Habe das G3 seit etwa 1,5 Jahren. Ansich nur zu empfehlen. Meine holde hat auch. Keine Probleme
Da war es nochnicht so günstig


----------



## DerD4nnY (24. Februar 2015)

https://www.youtube.com/watch?v=EfwG47I8qf4

wenn man sich das anschaut hat das Z3 aber eindeutig bessere Farben etc. und auch die bessere Kamera... 

ich weiss echt nicht mehr weiter ^^


----------



## easycheeseman (24. Februar 2015)

Z3 gab's nochnicht. Habe mit dem z2 geliebäugelt da die aber kaputt gehen in einer Tour (Bekanntenkreis) habe ich das g3 genommen.  Das 4k Video ist Um jeden Fall klasse


----------



## DerD4nnY (24. Februar 2015)

naja aber schau dir das Video an... beim G3 kommen die Farben blass rüber und beim Z3 sind sie knackig und schön.....

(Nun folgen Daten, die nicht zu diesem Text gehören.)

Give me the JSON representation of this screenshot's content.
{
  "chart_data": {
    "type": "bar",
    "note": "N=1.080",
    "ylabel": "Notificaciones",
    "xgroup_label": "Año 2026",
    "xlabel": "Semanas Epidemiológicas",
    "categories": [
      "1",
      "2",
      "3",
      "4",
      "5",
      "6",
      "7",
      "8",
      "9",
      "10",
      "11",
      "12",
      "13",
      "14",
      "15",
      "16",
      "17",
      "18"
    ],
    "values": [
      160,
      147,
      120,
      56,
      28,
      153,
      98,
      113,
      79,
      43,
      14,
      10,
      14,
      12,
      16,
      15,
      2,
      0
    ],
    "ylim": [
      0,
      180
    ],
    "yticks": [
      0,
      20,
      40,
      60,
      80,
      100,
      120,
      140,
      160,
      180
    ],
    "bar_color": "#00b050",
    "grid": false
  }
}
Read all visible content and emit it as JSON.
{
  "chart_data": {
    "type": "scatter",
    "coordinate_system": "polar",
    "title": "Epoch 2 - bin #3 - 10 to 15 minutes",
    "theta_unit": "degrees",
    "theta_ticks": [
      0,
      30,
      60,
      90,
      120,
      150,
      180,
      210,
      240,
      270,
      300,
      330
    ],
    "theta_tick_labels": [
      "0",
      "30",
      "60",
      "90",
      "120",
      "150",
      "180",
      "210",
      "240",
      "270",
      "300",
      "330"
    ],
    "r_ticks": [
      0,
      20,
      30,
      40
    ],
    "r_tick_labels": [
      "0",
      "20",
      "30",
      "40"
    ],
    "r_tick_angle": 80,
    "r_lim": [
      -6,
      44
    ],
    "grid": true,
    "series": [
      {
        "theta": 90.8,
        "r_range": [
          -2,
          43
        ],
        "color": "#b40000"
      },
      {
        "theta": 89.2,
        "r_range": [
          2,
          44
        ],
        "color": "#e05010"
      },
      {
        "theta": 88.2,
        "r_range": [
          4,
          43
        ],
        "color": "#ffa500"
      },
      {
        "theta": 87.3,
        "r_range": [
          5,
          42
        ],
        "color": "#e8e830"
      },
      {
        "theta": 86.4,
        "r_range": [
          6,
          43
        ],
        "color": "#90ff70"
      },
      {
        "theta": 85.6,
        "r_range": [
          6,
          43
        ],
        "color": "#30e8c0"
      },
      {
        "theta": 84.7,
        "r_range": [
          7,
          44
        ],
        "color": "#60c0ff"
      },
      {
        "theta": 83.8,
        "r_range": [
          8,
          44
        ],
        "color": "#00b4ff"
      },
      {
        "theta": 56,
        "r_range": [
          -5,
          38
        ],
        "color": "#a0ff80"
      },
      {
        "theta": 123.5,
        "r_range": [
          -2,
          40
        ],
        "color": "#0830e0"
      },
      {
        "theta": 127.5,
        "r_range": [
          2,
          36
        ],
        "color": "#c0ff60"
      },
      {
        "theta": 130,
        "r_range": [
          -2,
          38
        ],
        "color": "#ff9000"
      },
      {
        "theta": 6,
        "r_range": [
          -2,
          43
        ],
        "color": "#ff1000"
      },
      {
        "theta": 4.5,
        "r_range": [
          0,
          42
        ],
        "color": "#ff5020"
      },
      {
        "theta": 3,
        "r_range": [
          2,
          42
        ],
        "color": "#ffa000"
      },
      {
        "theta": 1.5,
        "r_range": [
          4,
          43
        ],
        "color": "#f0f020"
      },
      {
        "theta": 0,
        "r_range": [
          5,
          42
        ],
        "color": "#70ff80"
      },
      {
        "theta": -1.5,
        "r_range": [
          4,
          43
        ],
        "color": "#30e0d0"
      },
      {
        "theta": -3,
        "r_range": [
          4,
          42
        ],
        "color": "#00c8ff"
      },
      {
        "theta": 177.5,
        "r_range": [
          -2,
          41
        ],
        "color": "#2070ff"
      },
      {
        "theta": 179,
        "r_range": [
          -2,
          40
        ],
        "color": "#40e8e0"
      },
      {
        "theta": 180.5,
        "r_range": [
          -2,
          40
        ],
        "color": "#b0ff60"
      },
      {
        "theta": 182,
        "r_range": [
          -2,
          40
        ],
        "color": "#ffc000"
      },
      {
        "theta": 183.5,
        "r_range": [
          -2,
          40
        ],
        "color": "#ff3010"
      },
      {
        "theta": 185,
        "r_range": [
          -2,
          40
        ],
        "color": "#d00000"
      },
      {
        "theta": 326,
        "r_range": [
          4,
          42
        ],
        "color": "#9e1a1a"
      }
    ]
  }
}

woran sind die Handys denn kaputt gegangen ?


----------



## easycheeseman (24. Februar 2015)

Einstellungen sind eines aber das g3 hat ein 4k display


----------



## easycheeseman (24. Februar 2015)

Achso und der Laser Focus geht  recht flott. Also ich bin zufrieden


----------



## DerD4nnY (24. Februar 2015)

ich hör mich noch mal ein bisschen um... es ist auf jedenfall in der größeren Auswahl


----------



## easycheeseman (24. Februar 2015)

Dieser Inhalt steht nur eingeloggten Mitgliedern zur Verfügung.


----------



## easycheeseman (24. Februar 2015)

Ganz okay finde ich. Aber nach 18 Stunden bücken geh ich nur pennen


----------



## easycheeseman (24. Februar 2015)

Also farblich gesehen die Qualität ist natürlich nix.  Müsste      ich beim Hoster hochladen


----------



## DerD4nnY (24. Februar 2015)

aber der Akku scheint ja auch nicht der beste zu sein gerade weil 4k soll der schnell leer gehen... ich warte mal bis Freitag (oder Mittwoch) ab... vllt ändere ich meine Meinung ja noch zum G3, obwohl dass bei schwachem Licht keine gute Bilder macht :/


----------



## easycheeseman (24. Februar 2015)

Also ich bin in der Arbeit 9 Stunden im WLAN ein ganzen Tag Facebook tapatalk  etc.  Wenn ich heimkomme habe ich noch 30 Prozent min. Bin aber ständig am schreiben. Kollegen mit z2 haben ne docking Station


----------



## easycheeseman (24. Februar 2015)

Ich bin viel outdoor unterwegs beim angeln und so.  Wollt das Sony wegen wasserdicht etc. Bisher bereue ich es nicht das g3 ist sehr robust. Gehe damit um wie sau. Wasserdicht ist es nicht aber Regen macht nix also bei mir


----------



## DerD4nnY (24. Februar 2015)

joa g3 hat schon was an sich... z3 punktet halt in Kamera und hat 2 Lautsprecher... ich kann mich selten entscheiden... kann das G3 hier ja leider nirgends testen


----------



## Craftlos (24. Februar 2015)

Das G3 ist eine Totale Fehlkonstruktion. Der Prozessor samt Grafikchip ist mit dem Display total überfordert, jede Aktion wirkt total angestrengt und beim Wechsel zwischen Apps braucht es öfter mal eine Gedenksekunde. Dazu ist der UHD Schirm der dort verbaut ist, schlechter als die meisten 1080 P Displays in den anderen Geräten. Kontraste und Farben sind schlecht, und das Display hat einen total unnatürlichen Schärfe Filter übergelegt, sodas es insgesammt "unschärfer" wirkt als jedes normale 1080 P Display. Mann sieht das gut an Grauer schrift, die ist total unscharf und erzeugt Artefakte, das man denkt man hat ein 400x700 Pixel Display vor sich ...
Der Akku ist aufgrund des Stromfressenden UHD Displays übrigens auch der Grund für die Katastrophale Akkulaufzeit, und der Lautsprecher auf der Rückseite Kreischt mehr vor sich hin als das man das als Musik bezeichnen könnte...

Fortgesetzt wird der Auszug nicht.